Canada's pirates of the airwaves at large
| Ottawa
At a rate of almost one a week, otherwise law-abiding Canadian communities are turning to piracy in open defiance of the federal government. The object of this growing wave of thievery is something many in Canada's remote northern towns consider more valuable than mere earthly goods -- US television shows.
Families are chipping in up to $100 each and some businesses $1,000 or more to start illegal broadcasting systems making regular and pay-TV signals from the US available in isolated mining, fishing, and logging communities.
All that is needed is a large dish antenna. Commercial installers say some 200 have been put up across Canada in the last 18 months, mostly in northern Ontario and the mountainous, west coast province of British Columbia. Installing an antenna is not illegal, but using it is.
Despite having the government-owned Canadian Broadcasting Corporation (CBC) and two other major networks, Canadians in the more populated areas of the country are accustomed to watching a wide variety of programs from the big US networks. But in remote centers, US television is not available, and in some cases, reception of Canadian, programs is poor.
A dish antenna brings the shortage of television to an end. With one, communities can receive and rebroadcast signals from the US Satcom 1 satellite, providing viewers with all the regular American TV shows.
Some towns go a step further and rebroadcast US pay-TV -- for no charge. The most popular pirated fare of this type is Home Box Office (HBO), which offers a dozen or so recent movies each month. British Columbia residents who enjoy these movies at home for free would be billed $8.50 a month across the border in Washington State. Many British Columbians point out that they would be more than happy to pay for HBO were it legally shown. But this is impossible. The Canadian government has so far refused to license pay-TV on the grounds that it fails to contain enough Canadian-produced programs, an important criterion to federal officials charged with fostering Canada's cultural identity.
The wildcat broadcasting systems are illegal on other counts, too. They contravene the Intelsat treaty and a bilateral US-Canada pact, both of which prohibit a country from intercepting another country's satellite signals. But no one in the outlying communities seems very worried about this.
When an antenna arrived recently in Tofino, a fishing village of 600 on Vancouver Island off Canada's west coast, the towns-people turned out to help winch it up a nearby mountaintop.
Next morning, said Mayor Penny Barr, "Every child in town was up at 7 a.m. watching."

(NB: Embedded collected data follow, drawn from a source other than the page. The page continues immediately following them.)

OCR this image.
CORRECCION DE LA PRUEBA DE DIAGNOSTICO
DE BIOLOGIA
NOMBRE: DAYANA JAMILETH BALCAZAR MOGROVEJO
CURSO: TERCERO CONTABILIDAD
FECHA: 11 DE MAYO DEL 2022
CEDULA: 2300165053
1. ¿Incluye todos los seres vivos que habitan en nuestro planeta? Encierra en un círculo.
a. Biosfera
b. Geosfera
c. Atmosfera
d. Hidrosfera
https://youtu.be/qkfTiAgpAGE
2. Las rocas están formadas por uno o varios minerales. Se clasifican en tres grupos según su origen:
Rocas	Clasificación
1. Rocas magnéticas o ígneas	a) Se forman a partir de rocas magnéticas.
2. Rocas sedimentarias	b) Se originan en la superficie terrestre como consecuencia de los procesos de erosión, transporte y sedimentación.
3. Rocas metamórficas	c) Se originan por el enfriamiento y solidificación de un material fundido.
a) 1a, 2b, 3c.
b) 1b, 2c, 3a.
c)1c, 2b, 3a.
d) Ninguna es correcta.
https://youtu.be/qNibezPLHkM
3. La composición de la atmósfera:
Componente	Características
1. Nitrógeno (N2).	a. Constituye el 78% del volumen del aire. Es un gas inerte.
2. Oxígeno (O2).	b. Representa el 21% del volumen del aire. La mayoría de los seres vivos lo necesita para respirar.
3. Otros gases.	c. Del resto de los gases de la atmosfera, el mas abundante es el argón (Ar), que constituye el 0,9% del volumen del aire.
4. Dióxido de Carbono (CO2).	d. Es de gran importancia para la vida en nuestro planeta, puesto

"Personally," she adds, "I doubt if anybody really cares about the illegality. A lot of other communities have done it. We're kind of away from the mainstream of civilization. There's a feeling of distrust of major governments."
Bringing the "dish" to remote towns appears to be one of the country's more satisfying occupations.
"We feel like celebrities," says Gerry Edwards, marketing manager of a Vancouver company that has delivered antennae to northwestern towns by highway, by barge, even once tied underneath an old DC-3.
All this is becoming a major worry for the Canadian Radio-Television and Telecommunications Commission, the federal agency responsible.
So far the commission has done nothing. "I wouldn't want to be the official that came here and pulled the plug," stated one town spokesman in British Columbia. "You could only do it if you had a jail big enough for the whole town , because everybody contributed."